Restaurant Galicja po Kolei
ul. Lwowska 4
Galicia is the historical name for a region of what used to be eastern Austro-Hungary, stretching from present-day Małopolska east to Lwow in Ukraine and beyond, and south to what is now northern Romania.
Galicja po Kolei is a new restaurant, just off Plac Bohaterów Ghetta in Podgórze, that attempts to bring together the varied but related cuisines of these regions with some Czech and Slovakian thrown in for good measure.
Unassuming from the outside, the interior is compact and cosy. Decorated with black and white shots of steam trains, and with one wall entirely given over to a wide-angle interior shot of Budapest central station, customers are transported to somewhere in central Europe.
The name is a play on words – literally: ‘Galicia by railway,’ but figuratively ‘Galicia day-by-day.’ The twist is that, depending on which day you come, you will be offered a different menu – Ukrainian on Monday, Hungarian on Tuesday, Czech on Wednesday, and so on.
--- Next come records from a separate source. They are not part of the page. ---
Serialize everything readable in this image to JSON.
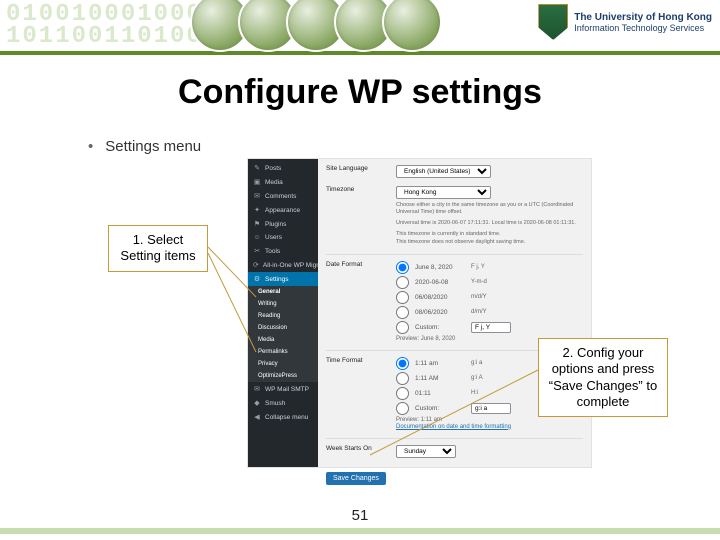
{
  "banner": {
    "binary_sample": "0100100010001\n1011001101001",
    "hku_line1": "The University of Hong Kong",
    "hku_line2": "Information Technology Services"
  },
  "title": "Configure WP settings",
  "bullet_label": "Settings menu",
  "callouts": {
    "c1": "1. Select Setting items",
    "c2": "2. Config your options and press “Save Changes” to complete"
  },
  "wp_sidebar": {
    "posts": "Posts",
    "media": "Media",
    "comments": "Comments",
    "appearance": "Appearance",
    "plugins": "Plugins",
    "users": "Users",
    "tools": "Tools",
    "aio": "All-in-One WP Migration",
    "settings": "Settings",
    "sub": {
      "general": "General",
      "writing": "Writing",
      "reading": "Reading",
      "discussion": "Discussion",
      "media": "Media",
      "permalinks": "Permalinks",
      "privacy": "Privacy",
      "optimize": "OptimizePress",
      "mailer": "WP Mail SMTP"
    },
    "smush": "Smush",
    "collapse": "Collapse menu"
  },
  "wp_main": {
    "site_lang_label": "Site Language",
    "site_lang_value": "English (United States)",
    "timezone_label": "Timezone",
    "timezone_value": "Hong Kong",
    "timezone_desc1": "Choose either a city in the same timezone as you or a UTC (Coordinated Universal Time) time offset.",
    "timezone_desc2": "Universal time is 2020-06-07 17:11:31. Local time is 2020-06-08 01:11:31.",
    "timezone_desc3": "This timezone is currently in standard time.",
    "timezone_desc4": "This timezone does not observe daylight saving time.",
    "dateformat_label": "Date Format",
    "dateformat_options": [
      {
        "sample": "June 8, 2020",
        "fmt": "F j, Y",
        "checked": true
      },
      {
        "sample": "2020-06-08",
        "fmt": "Y-m-d",
        "checked": false
      },
      {
        "sample": "06/08/2020",
        "fmt": "m/d/Y",
        "checked": false
      },
      {
        "sample": "08/06/2020",
        "fmt": "d/m/Y",
        "checked": false
      }
    ],
    "dateformat_custom_label": "Custom:",
    "dateformat_custom_value": "F j, Y",
    "dateformat_preview_label": "Preview:",
    "dateformat_preview_value": "June 8, 2020",
    "timeformat_label": "Time Format",
    "timeformat_options": [
      {
        "sample": "1:11 am",
        "fmt": "g:i a",
        "checked": true
      },
      {
        "sample": "1:11 AM",
        "fmt": "g:i A",
        "checked": false
      },
      {
        "sample": "01:11",
        "fmt": "H:i",
        "checked": false
      }
    ],
    "timeformat_custom_label": "Custom:",
    "timeformat_custom_value": "g:i a",
    "timeformat_preview_label": "Preview:",
    "timeformat_preview_value": "1:11 am",
    "doc_link": "Documentation on date and time formatting",
    "weekstart_label": "Week Starts On",
    "weekstart_value": "Sunday",
    "save_button": "Save Changes"
  },
  "page_number": "51"
}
There is also a daily lunch menu (30% cheaper) and other staples such as pierogi, salads, potato pancakes and pork or chicken dishes that are always available. Mains range from 15 to 30zł if you go in the evening – extremely reasonable.
I arrived on a Wednesday evening, which is Czech day, and was served garlic soup to start, following a generic aperitif – grzaniec (mulled wine) – that was spicy and warming. My soup was creamy and garlicky, with crunchy croutons to go with it. On a previous visit, I had sampled the Hungarian fish soup, which was also hot and hearty.
A second starter arrived – fried cheese in bread crumbs with fries – a dish I have had on numerous visits to Czech and don’t normally like due to excessive grease, but this was crisp and delicious, and served with a tangy garlic sauce. Next came a Romanian dish, trout with almonds on polenta with a creamy leek sauce. Polenta, a starchy, corn- based staple, is not normally very tasty, but this was fine, and complemented the tasty baked fish well, as did the sauce.
My partner had the pork loin stuffed with prunes and apricots was surprisingly moist and tasty, and served up with a plate of appetising grilled vegetables and potato wedges. Also worthy of mention from a previous visit is a turkey dish in saffron sauce, both delicate and satisfying, with succulent meat.
The professionally trained chef clearly knows his stuff, and what this restaurant does so well is combine quality, quantity and good value: a rare feat. Combined with excellent, friendly service, this restaurant definitely appears to be on the right track.
The wine list could be accused of being slightly perfunctory, including only a few Hungarian, Romanian and (ahem) Ukrainian vintages, as could the beer list, which features just Żywiec, but these were my only quibbles. Anyway, the list of shorts, shots and other alcoholic beverages makes up for this.
My dessert found me, as ever, with a pretty full stomach, but the frozen tort with white chocolate, walnuts and raspberry sauce, was just the ticket and went down smoothly. A Viennese coffee to finish – the rich coffee came laced with honey and whipped cream – rounding off the meal and leaving me a very satisfied customer. Podgórze, otherwise a bit of a culinary dead-end, has a new best restaurant. Time to stop off and inspect it.